Levantamento feito via Lei de Acesso à Informação sobre a chamada “Operação Terra Brasilis” demonstra que, desde o seu início, 78 autos de infração já foram lavrados pelo Ibama contra 47 empresas diferentes. Entre as penalidades já aplicadas estão duas advertências e diversas multas, em valores arbitrados entre menos de R$ 1 mil e mais de R$ 4 milhões, sendo R$ 260,4 mil o valor médio de cada auto de infração.

As infrações à Lei 13.123/2015 identificadas pelo Ibama até aqui foram: (1) exploração de produto acabado sem notificação prévia no Sistema Nacional de Gestão do Patrimônio Genético e do Conhecimento Tradicional Associado (SisGen); (2) a comercialização de produto intermediário sem cadastro de acesso; (3) a ausência de regularização no prazo legal previsto no artigo 38; e (4) remessa em desacordo com as exigências legais.
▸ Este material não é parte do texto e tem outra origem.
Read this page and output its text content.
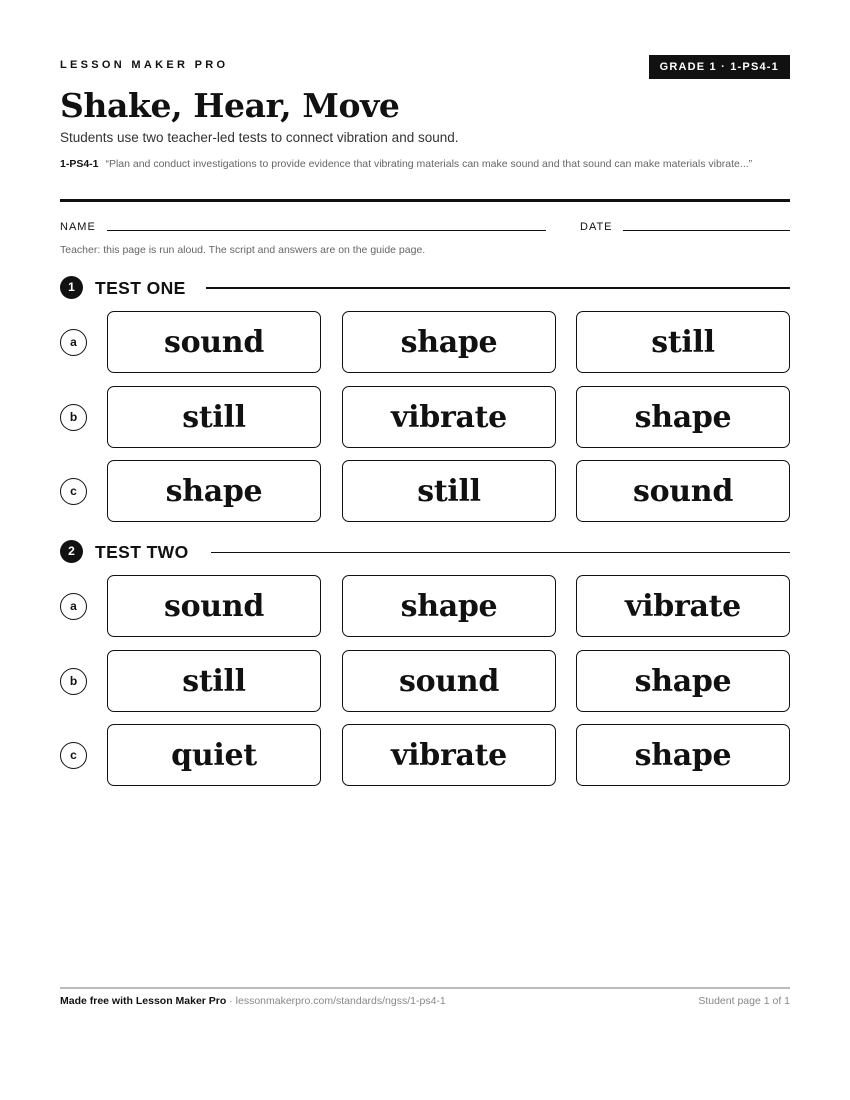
LESSON MAKER PRO	GRADE 1 · 1-PS4-1
Shake, Hear, Move
Students use two teacher-led tests to connect vibration and sound.
1-PS4-1 “Plan and conduct investigations to provide evidence that vibrating materials can make sound and that sound can make materials vibrate...”
NAME	DATE
Teacher: this page is run aloud. The script and answers are on the guide page.
1	TEST ONE
a	sound	shape	still
b	still	vibrate	shape
c	shape	still	sound
2	TEST TWO
a	sound	shape	vibrate
b	still	sound	shape
c	quiet	vibrate	shape
Made free with Lesson Maker Pro · lessonmakerpro.com/standards/ngss/1-ps4-1	Student page 1 of 1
Por outro lado, verifica-se que não houve registro de descumprimento das regras relativas ao acesso ao conhecimento tradicional associado, a pedidos de propriedade intelectual ou ao pagamento de repartição de benefícios.

Além dessas infrações específicas, a operação também identificou o descumprimento de outras normas ambientais, o que gerou respectivas autuações. Em especial pelo desenvolvimento de atividades sem licença de operação; armazenamento inadequado de produtos perigosos; e ausência ou inadequação do Cadastro Técnico Federal (CTF). Nesse último caso, chama atenção o número de autuações relacionadas à não inclusão das categorias específicas relativas ao acesso ao patrimônio genético no CTF e à ausência e/ou atraso no envio dos Relatórios Anuais de Atividades Potencialmente Poluidoras e Utilizadoras de Recursos Ambientais.

As empresas autuadas pertencem aos setores de cosméticos, químico (incluindo ingredientes para cosméticos), alimentos, saneantes e farmacêutico. Elas estão localizadas em todas as cinco regiões do Brasil, mais precisamente nos estados de São Paulo, Espírito Santo, Minas Gerais, Distrito Federal, Goiás, Mato Grosso do Sul, Rio Grande do Sul, Santa Catarina, Pernambuco, Sergipe, Ceará, Piauí, Paraíba, Tocantins, Pará e Rondônia.

Apesar dos resultados já alcançados, a operação do Ibama ainda não foi finalizada. Por isso, novos autos de infração podem ser lavrados tanto nas fiscalizações em curso quanto em ações ainda a ocorrer. Vale ressaltar que, de acordo com o Plano Nacional Anual de Proteção Ambiental aprovado pelo órgão para 2024, constam entre as diretrizes aprovadas fiscalizar: (a) as atividades de acesso ao patrimônio genético nacional em desacordo com a Lei nº 13.123/2015 e o Decreto nº 8.772/2016, com vistas a assegurar a soberania nacional sobre os seus recursos genéticos; (b) o acesso ilegal ao conhecimento tradicional associado em terras indígenas, quilombolas ou de comunidades tradicionais visando assegurar os direitos dos povos e comunidades tradicionais sobre seu conhecimento associado ao patrimônio genético; e (c) a devida repartição de benefícios pela exploração econômica de produtos oriundos do acesso ao patrimônio genético nacional ou do conhecimento tradicional associado.

Tudo isso reforça a relevância do adequado conhecimento da legislação de acesso à biodiversidade brasileira, em especial a Lei 13.123/2015, o seu regulamento e as normativas editadas pelo Conselho de Gestão do Patrimônio Genético (CGen), assim como do cumprimento das obrigações previstas na lei por todas as empresas e entidades que utilizam espécies da biodiversidade em suas atividades. Como a própria operação do Ibama mais uma vez demonstrou, essas normas são transversais e de ampla abrangência, alcançando setores diversos localizados em todas as regiões brasileiras.